Je veux que ceux qui subissent la folie des autres et souffrent en silence parlent et brise le mur du silence et de la peur. Ils doivent agir pour que l'enfer qu'ils vivent sans l'avoir choisi cesse. Il y a tellement d'injustices dans la vie mais il faut savoir qu'il n' y a pas de problème qui n'ait pas de solution.
Parfois il suffit juste d'une petite discussion sérieuse pour que les choses s'arrangent parfois il faut lutter mais il ne faut jamais se laisser maltraiter : tout le monde a des droits, nous devons les respecter.

UNE FEMME KABYLE

Je dénonce les parents qui se jouent des vies de leurs familles et ne se rendent même pas compte des conséquences désastreuses que leur comportement peut avoir sur la vie entière de leurs enfants.

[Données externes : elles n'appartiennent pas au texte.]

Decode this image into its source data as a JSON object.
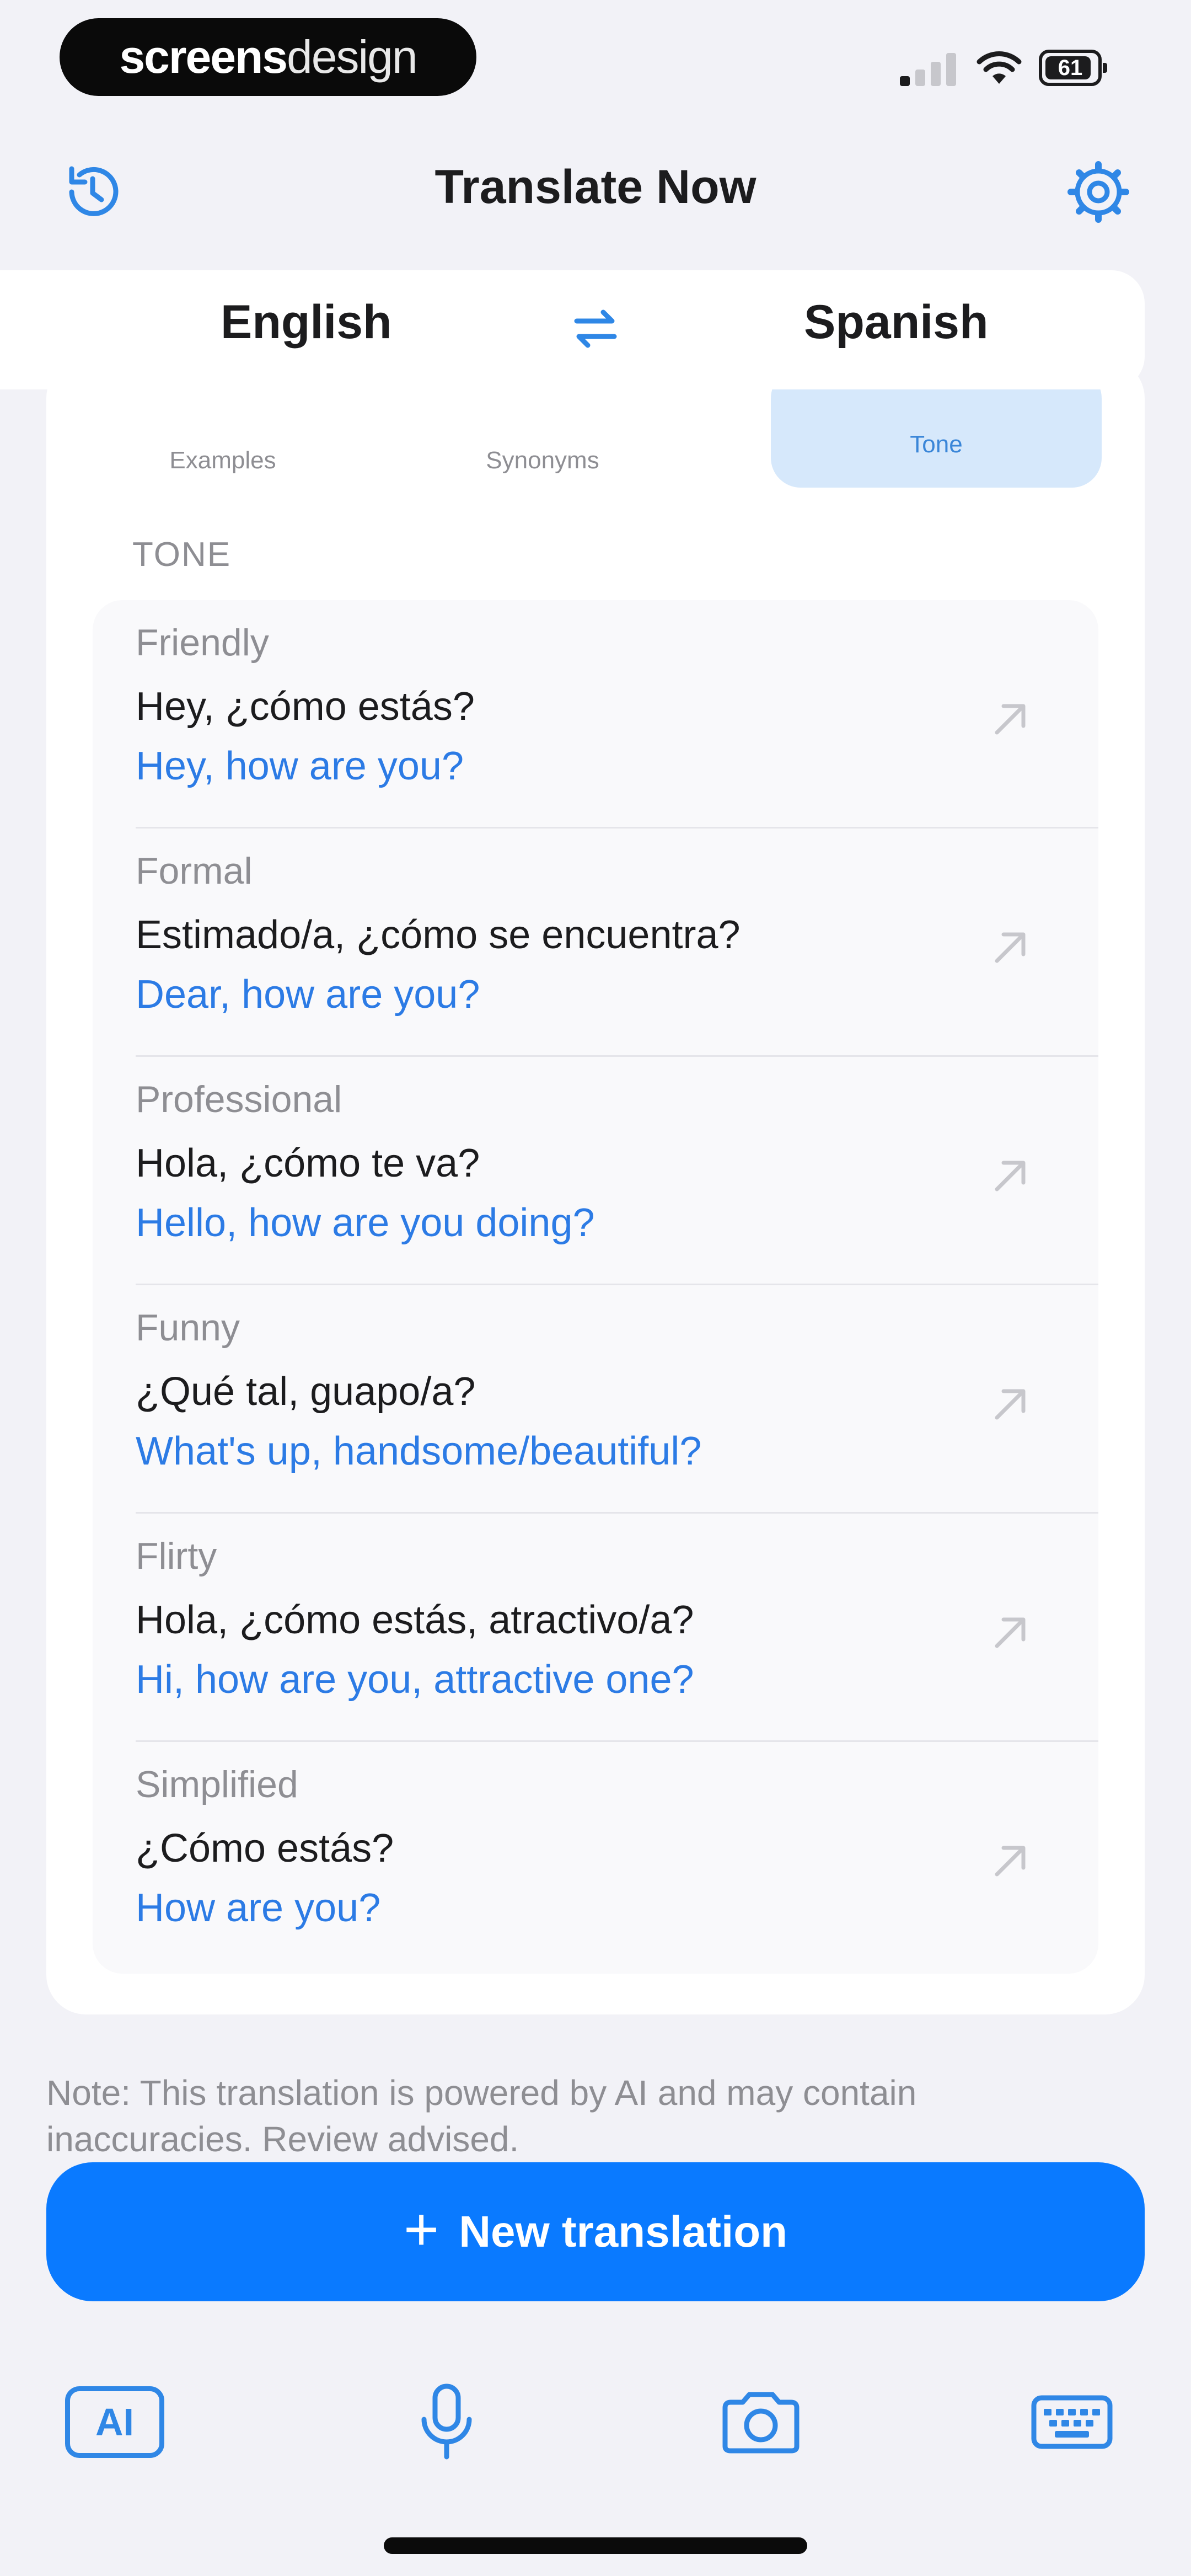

Il faut aussi que les jeunes qui en font voir de toutes les couleurs à leurs parents arrêtent de faire des conneries et se remettent un peu en question. Les parents souffrent énormément de voir les fruits de leurs entrailles partir à la dérive. Il faut penser à ceux qui ont des parents qui ne leur servent qu'à les détruire de l'intérieur et penser à eux, à ce que l'avenir leur réserve. S'ils ont un minimum d'intelligence, ils se rendront compte qu'ils ne sont pas à plaindre et que contrairement à d'autres, ils sont chanceux : dans la vie il y a toujours pire que soi. Je sais que ça paraît tellement impossible quand on est encore ados, on se croit invincible, on se dit que ça n'arrive qu'aux autres mais les choses arrivent tellement vite et la vie est si dérisoire !

INVITATION AU VOYAGE

A tous ceux qui galèrent :

Sachez qu'aussi compliquée et difficile soit votre situation, ne perdez jamais espoir qu'un jour les choses s'arrangent si vous le voulez et si vous faites ce qu'il faut. Il faut croire en la vie même si quand vous essayez de vous projeter dans l'avenir vous n'y voyez que du noir, il faut se fixer un but et tout faire pour l'atteindre un jour. Croyez dans tous les cas en ce qui vous semble le plus fort et un jour le soleil rayonnera sur votre vie. Je ne suis pas en train de raconter de belles paroles en l'air qui permettent de ne pas décrocher mais c'est ce qui permet de relever la tête et continuer à vivre.

Moi-même, il n' y a pas si longtemps que ça, on me disait ça, je disais : " par pitié lâchez moi avec vos belles paroles à la con, à d'autres mais pas à moi ! ". A côté de ça, je me suis toujours dis au fond de moi " Dieu est avec moi, il est là et me verra un jour ". C'est rassurant et ça permet de s'accrocher en attendant des jours meilleurs.